En 1997, un profesor de la Escuela de Negocios de Harvard, publicaba un libro sin saber que detrás de esta publicación vendría su fama y el asentamiento de un concepto: innovación disruptiva.

Fallecido hace algunos días a los 67 de años, víctima del cáncer, Clayton Christensen deja tras de sí la “Teoría de la innovación disruptiva”, con la que se erigió como un referente indispensable para algunas de las figuras más exitosas de la transformación digital.
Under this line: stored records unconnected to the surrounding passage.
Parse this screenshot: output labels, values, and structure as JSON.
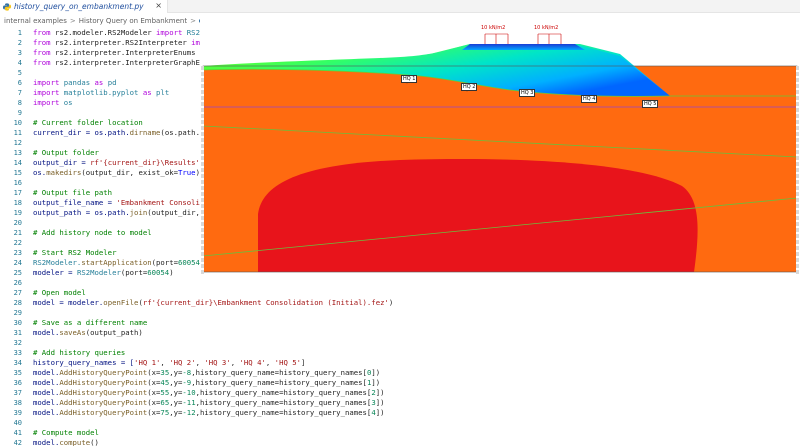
{
  "tab": {
    "label": "history_query_on_embankment.py",
    "close": "×",
    "icon": "python-file-icon"
  },
  "breadcrumb": {
    "items": [
      "internal examples",
      "History Query on Embankment"
    ],
    "file_abbrev": "hi",
    "separator": ">"
  },
  "colors": {
    "line_number": "#237893",
    "keyword": "#0000ff",
    "comment": "#008000",
    "string": "#a31515",
    "function": "#795e26",
    "orange_zone": "#ff6a10",
    "red_zone": "#e8141b",
    "load_blue": "#1a3cd6"
  },
  "code_lines": [
    {
      "n": "1"
    },
    {
      "n": "2"
    },
    {
      "n": "3"
    },
    {
      "n": "4"
    },
    {
      "n": "5"
    },
    {
      "n": "6"
    },
    {
      "n": "7"
    },
    {
      "n": "8"
    },
    {
      "n": "9"
    },
    {
      "n": "10"
    },
    {
      "n": "11"
    },
    {
      "n": "12"
    },
    {
      "n": "13"
    },
    {
      "n": "14"
    },
    {
      "n": "15"
    },
    {
      "n": "16"
    },
    {
      "n": "17"
    },
    {
      "n": "18"
    },
    {
      "n": "19"
    },
    {
      "n": "20"
    },
    {
      "n": "21"
    },
    {
      "n": "22"
    },
    {
      "n": "23"
    },
    {
      "n": "24"
    },
    {
      "n": "25"
    },
    {
      "n": "26"
    },
    {
      "n": "27"
    },
    {
      "n": "28"
    },
    {
      "n": "29"
    },
    {
      "n": "30"
    },
    {
      "n": "31"
    },
    {
      "n": "32"
    },
    {
      "n": "33"
    },
    {
      "n": "34"
    },
    {
      "n": "35"
    },
    {
      "n": "36"
    },
    {
      "n": "37"
    },
    {
      "n": "38"
    },
    {
      "n": "39"
    },
    {
      "n": "40"
    },
    {
      "n": "41"
    },
    {
      "n": "42"
    }
  ],
  "code": {
    "l1": [
      "from ",
      "rs2.modeler.RS2Modeler ",
      "import ",
      "RS2"
    ],
    "l2": [
      "from ",
      "rs2.interpreter.RS2Interpreter ",
      "im"
    ],
    "l3": [
      "from ",
      "rs2.interpreter.InterpreterEnums"
    ],
    "l4": [
      "from ",
      "rs2.interpreter.InterpreterGraphE"
    ],
    "l6": [
      "import ",
      "pandas ",
      "as ",
      "pd"
    ],
    "l7": [
      "import ",
      "matplotlib.pyplot ",
      "as ",
      "plt"
    ],
    "l8": [
      "import ",
      "os"
    ],
    "l10": "# Current folder location",
    "l11": [
      "current_dir = os.path.",
      "dirname",
      "(os.path."
    ],
    "l13": "# Output folder",
    "l14": [
      "output_dir = ",
      "rf'{current_dir}\\Results'"
    ],
    "l15": [
      "os.",
      "makedirs",
      "(output_dir, exist_ok=",
      "True",
      ")"
    ],
    "l17": "# Output file path",
    "l18": [
      "output_file_name = ",
      "'Embankment Consoli"
    ],
    "l19": [
      "output_path = os.path.",
      "join",
      "(output_dir,"
    ],
    "l21": "# Add history node to model",
    "l23": "# Start RS2 Modeler",
    "l24": [
      "RS2Modeler.",
      "startApplication",
      "(port=",
      "60054"
    ],
    "l25": [
      "modeler = ",
      "RS2Modeler",
      "(port=",
      "60054",
      ")"
    ],
    "l27": "# Open model",
    "l28": [
      "model = modeler.",
      "openFile",
      "(",
      "rf'{current_dir}\\Embankment Consolidation (Initial).fez'",
      ")"
    ],
    "l30": "# Save as a different name",
    "l31": [
      "model.",
      "saveAs",
      "(output_path)"
    ],
    "l33": "# Add history queries",
    "l34": [
      "history_query_names = [",
      "'HQ 1'",
      ", ",
      "'HQ 2'",
      ", ",
      "'HQ 3'",
      ", ",
      "'HQ 4'",
      ", ",
      "'HQ 5'",
      "]"
    ],
    "hq_calls": [
      {
        "pre": "model.",
        "fn": "AddHistoryQueryPoint",
        "a": "(x=",
        "x": "35",
        "b": ",y=",
        "y": "-8",
        "c": ",history_query_name=history_query_names[",
        "i": "0",
        "d": "])"
      },
      {
        "pre": "model.",
        "fn": "AddHistoryQueryPoint",
        "a": "(x=",
        "x": "45",
        "b": ",y=",
        "y": "-9",
        "c": ",history_query_name=history_query_names[",
        "i": "1",
        "d": "])"
      },
      {
        "pre": "model.",
        "fn": "AddHistoryQueryPoint",
        "a": "(x=",
        "x": "55",
        "b": ",y=",
        "y": "-10",
        "c": ",history_query_name=history_query_names[",
        "i": "2",
        "d": "])"
      },
      {
        "pre": "model.",
        "fn": "AddHistoryQueryPoint",
        "a": "(x=",
        "x": "65",
        "b": ",y=",
        "y": "-11",
        "c": ",history_query_name=history_query_names[",
        "i": "3",
        "d": "])"
      },
      {
        "pre": "model.",
        "fn": "AddHistoryQueryPoint",
        "a": "(x=",
        "x": "75",
        "b": ",y=",
        "y": "-12",
        "c": ",history_query_name=history_query_names[",
        "i": "4",
        "d": "])"
      }
    ],
    "l41": "# Compute model",
    "l42": [
      "model.",
      "compute",
      "()"
    ]
  },
  "model_view": {
    "load_labels": [
      "10 kN/m2",
      "10 kN/m2"
    ],
    "hq_labels": [
      "HQ 1",
      "HQ 2",
      "HQ 3",
      "HQ 4",
      "HQ 5"
    ]
  }
}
Años atrás, Christensen publicó: El dilema del innovador: cuando las nuevas tecnologías hacen caer a una empresa, libro que con el tiempo cimentaría sus teorías económicas sobre el papel de un tipo particular de la innovación: aquella que disloca lo anteriormente conocido.

Clayton Christensen
Clayton Christensen, académico de Harvard, padre de la innovación disruptiva.

A casi 25 años de la publicación de su libro insignia, las ideas de Christensen se han visto materializadas por la aparición y asentamiento de modelos de negocios como Netflix, Uber, Airbnb, Amazon o incluso Apple.

La clave, en todos los casos, es la aparición de bienes o servicios inimaginables para el ciclo anterior; la ruptura, tal como indica la raíz etimológica de disrupción, del sentido de continuidad, ampliación o perfeccionamiento de lo que un mercado es capaz de ofrecer a los consumidores.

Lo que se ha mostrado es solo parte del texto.